Tras cinco años de crisis económica y de vuelta a la recesión en 2012, el desempleo ha alcanzado cotas que no se registraban desde hacía casi veinte años, han disminuido los ingresos de las familias y ha aumentado el riesgo de pobreza o exclusión, especialmente en los Estados miembros de Europa Meridional y Oriental, según la edición de 2012 de Employment and Social Developments in Europe Review (Estudio de la evolución del empleo y de la situación social en Europa). Se ha agudizado el impacto de la crisis sobre la situación social a medida que han decaído los primeros efectos protectores del descenso de la imposición fiscal y el aumento de los gastos en prestaciones sociales (los denominados «estabilizadores automáticos»). Se perfila una nueva fractura entre los países que parecen atrapados en una espiral de caída de la producción, rápido aumento del desempleo y erosión de los ingresos disponibles y aquellos que por ahora han resistido bien o al menos en cierta medida. Estos últimos suelen tener un mercado de trabajo más eficaz y sistemas de protección social más sólidos.

«2012 ha sido otro año muy malo para Europa en cuanto a desempleo y deterioro de la situación social», ha comentado László Andor, Comisario Europeo de Empleo, Asuntos Sociales e Inclusión. «Pero nuestro análisis muestra hasta qué punto las reformas del mercado de trabajo y las mejoras en el diseño de los sistemas de protección social pueden aumentar la resistencia de los Estados miembros a las perturbaciones económicas y facilitar una salida más rápida de la crisis.

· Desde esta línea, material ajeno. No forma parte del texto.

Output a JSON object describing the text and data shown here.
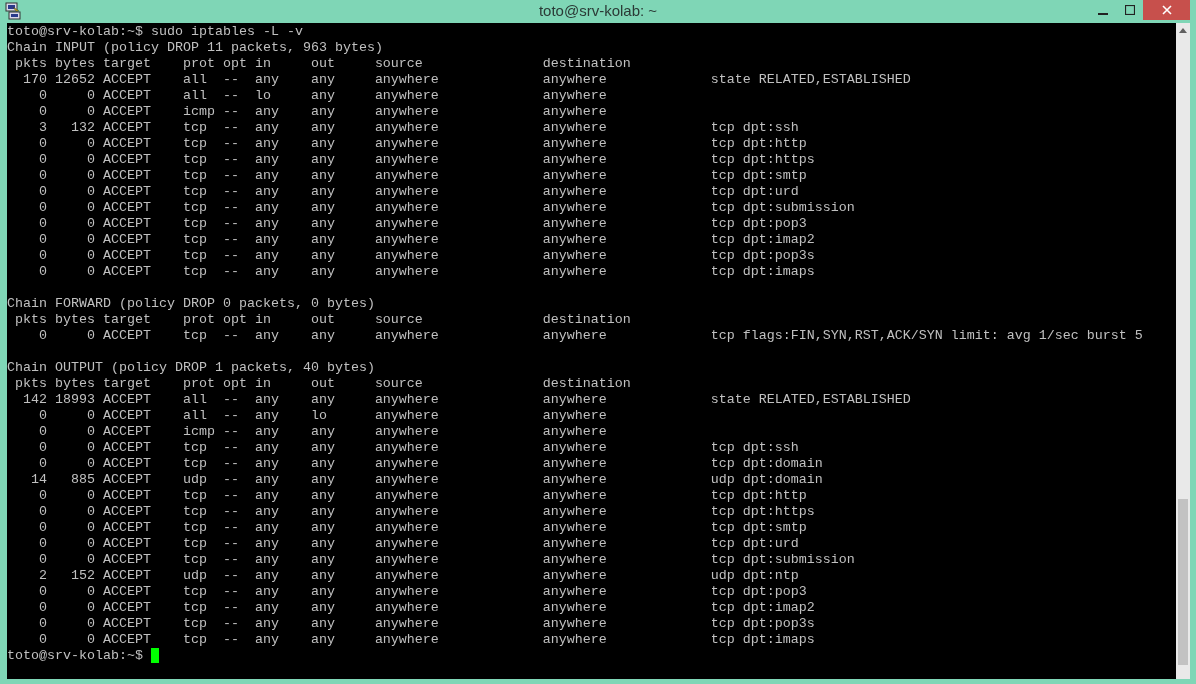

Además, no es probable que Europa logre grandes mejoras socioeconómicas en 2013 si no se consiguen también mayores avances para encontrar una solución creíble a la crisis del euro, obtener recursos para inversiones muy necesarias, por ejemplo en las capacidades de las personas, la empleabilidad y la inclusión social, y hacer trabajar las finanzas en favor de la economía real».